Le quantique, le slip et la conscience

(chronique d’un grand malentendu moderne) 

Il fut un temps où le mot quantique désignait une branche précise, 
exigeante 
et mathématiquement redoutable de la physique.

Aujourd’hui, il sert surtout à vendre des stages, des croyances, des certitudes toutes faites 
— et parfois même des crèmes antirides. 

Le glissement est fascinant. 
La physique quantique décrit des phénomènes microscopiques avec une précision stupéfiante.
Elle ne parle ni de conscience, ni de vie après la mort, ni de guérison énergétique, 
ni de Jésus version Planck.

Et encore moins de slips, 
fussent-ils vibratoires. 

Confondre cela n’est pas une audace intellectuelle :
c’est un abus de langage, souvent maquillé en éveil.

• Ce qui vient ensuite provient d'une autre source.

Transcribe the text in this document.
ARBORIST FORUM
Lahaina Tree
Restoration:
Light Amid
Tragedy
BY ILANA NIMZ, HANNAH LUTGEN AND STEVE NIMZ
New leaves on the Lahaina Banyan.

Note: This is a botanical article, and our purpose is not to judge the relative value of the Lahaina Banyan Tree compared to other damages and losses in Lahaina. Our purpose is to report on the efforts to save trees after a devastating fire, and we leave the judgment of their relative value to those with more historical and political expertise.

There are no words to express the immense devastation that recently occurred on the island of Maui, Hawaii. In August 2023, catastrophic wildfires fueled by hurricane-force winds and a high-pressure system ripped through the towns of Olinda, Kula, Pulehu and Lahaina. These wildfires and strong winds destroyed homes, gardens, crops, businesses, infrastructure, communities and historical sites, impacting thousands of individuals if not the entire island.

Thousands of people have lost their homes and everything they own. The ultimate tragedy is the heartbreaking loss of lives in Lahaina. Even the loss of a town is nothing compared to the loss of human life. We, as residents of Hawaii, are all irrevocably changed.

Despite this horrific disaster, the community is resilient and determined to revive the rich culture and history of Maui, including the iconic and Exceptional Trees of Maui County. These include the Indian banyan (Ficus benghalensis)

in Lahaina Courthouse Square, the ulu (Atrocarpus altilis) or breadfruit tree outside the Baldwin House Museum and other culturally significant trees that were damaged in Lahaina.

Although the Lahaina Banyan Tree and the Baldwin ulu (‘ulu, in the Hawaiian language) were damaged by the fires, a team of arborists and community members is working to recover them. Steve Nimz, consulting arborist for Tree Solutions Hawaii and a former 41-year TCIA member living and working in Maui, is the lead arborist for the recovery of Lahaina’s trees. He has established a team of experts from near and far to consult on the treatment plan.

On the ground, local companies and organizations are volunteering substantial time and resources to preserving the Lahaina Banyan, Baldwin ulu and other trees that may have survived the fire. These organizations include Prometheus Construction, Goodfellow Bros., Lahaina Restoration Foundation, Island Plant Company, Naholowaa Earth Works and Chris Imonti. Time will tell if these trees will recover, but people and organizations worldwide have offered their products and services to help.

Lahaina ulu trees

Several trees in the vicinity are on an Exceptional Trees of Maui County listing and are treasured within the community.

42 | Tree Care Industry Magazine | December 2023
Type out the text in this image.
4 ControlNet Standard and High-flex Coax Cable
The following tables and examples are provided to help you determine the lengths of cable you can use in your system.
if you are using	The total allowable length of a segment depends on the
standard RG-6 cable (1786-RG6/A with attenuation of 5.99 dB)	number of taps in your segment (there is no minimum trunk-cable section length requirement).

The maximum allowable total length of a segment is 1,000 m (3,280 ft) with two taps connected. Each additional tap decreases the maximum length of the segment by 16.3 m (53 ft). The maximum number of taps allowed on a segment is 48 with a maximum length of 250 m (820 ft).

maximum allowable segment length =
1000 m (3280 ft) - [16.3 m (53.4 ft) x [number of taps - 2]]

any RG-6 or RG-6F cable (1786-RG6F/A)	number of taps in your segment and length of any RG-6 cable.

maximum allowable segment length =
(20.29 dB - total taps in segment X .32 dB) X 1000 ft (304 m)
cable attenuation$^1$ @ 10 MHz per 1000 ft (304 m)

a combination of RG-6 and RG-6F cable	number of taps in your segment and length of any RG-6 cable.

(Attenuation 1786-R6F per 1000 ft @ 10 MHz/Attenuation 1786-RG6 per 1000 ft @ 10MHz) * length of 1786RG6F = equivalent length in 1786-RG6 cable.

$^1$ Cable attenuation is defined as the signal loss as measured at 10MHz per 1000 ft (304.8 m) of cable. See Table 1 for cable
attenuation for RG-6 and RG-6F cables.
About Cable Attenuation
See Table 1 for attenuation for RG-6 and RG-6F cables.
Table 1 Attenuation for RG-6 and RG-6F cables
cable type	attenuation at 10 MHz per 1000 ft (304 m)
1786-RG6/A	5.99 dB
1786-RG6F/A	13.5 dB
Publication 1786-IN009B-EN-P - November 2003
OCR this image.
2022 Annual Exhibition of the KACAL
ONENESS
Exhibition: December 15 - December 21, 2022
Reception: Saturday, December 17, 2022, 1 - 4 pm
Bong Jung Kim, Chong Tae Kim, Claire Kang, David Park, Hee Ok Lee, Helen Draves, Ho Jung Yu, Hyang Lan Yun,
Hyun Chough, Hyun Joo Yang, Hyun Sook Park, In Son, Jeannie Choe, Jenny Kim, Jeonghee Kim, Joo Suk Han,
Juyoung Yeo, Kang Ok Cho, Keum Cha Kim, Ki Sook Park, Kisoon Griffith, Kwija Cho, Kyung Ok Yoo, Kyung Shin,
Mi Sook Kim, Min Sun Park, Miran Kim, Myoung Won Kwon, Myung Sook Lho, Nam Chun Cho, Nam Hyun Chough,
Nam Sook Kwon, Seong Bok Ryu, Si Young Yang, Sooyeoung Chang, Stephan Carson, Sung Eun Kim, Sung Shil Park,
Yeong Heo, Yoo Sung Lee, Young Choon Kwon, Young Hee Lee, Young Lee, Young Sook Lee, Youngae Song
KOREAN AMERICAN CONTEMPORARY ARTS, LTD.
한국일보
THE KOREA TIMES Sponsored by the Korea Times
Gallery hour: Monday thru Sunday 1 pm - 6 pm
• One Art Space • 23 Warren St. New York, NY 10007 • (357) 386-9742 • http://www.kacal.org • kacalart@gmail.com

Quand le mystère devient marketing

La conscience reste une énigme.
Pas une énigme “bientôt résolue”, 
pas une énigme “en attente d’un bon algorithme”.
Une énigme de nature différente

La fameuse “question difficile” de la conscience n’est pas un défi technique.
C’est une limite structurelle :
la conscience ne peut pas se mettre hors d’elle-même 
pour s’observer comme un objet. 
Autrement dit :
ce n’est pas un problème mal posé,
c’est un problème impossible à poser correctement

Et non, invoquer le mot quantique n’y change strictement rien.

Science, métaphysique… et confusion générale

Que la science ait des limites n’est pas une faiblesse :
c’est sa condition de validité
Que certains en profitent pour glisser leurs croyances personnelles 
dans les interstices du savoir, voilà le vrai problème. 
Car dire :
  • « la science ne peut pas expliquer la conscience »
    n’équivaut pas à :
  • « la conscience prouve ceci ou cela ».
Entre les deux, il y a un gouffre 
— que beaucoup franchissent à grands bonds enthousiastes, 
sans regarder où ils posent les pieds.

Le piège du “mental menteur”

Ironie suprême :
ceux qui dénoncent le mental tombent souvent dans ses pièges les plus grossiers
Certitudes rapides.
Postures supérieures.
Mépris déguisé en éveil. 

La lucidité, elle, est beaucoup plus sobre.
Elle accepte de ne pas savoir.
Elle distingue ce qui relève de la science, de la métaphysique, de l’expérience intime 
— sans tout mélanger dans un shaker cosmique.

En résumé (sans vibration forcée)

  • La conscience demeure un mystère.
  • La physique quantique n’est pas une clé universelle.
  • Le flou n’est pas de la profondeur.
  • Et l’éveil n’a jamais eu besoin d’arguments publicitaires.
Quant au slip quantique…
il a au moins le mérite d’être honnête :
il ne prétend couvrir que ce qu’il peut réellement contenir 😌 🦉✨

Ici, on ne confond pas le doute avec le brouillard.
La lucidité n’est pas un cri : c’est une discipline.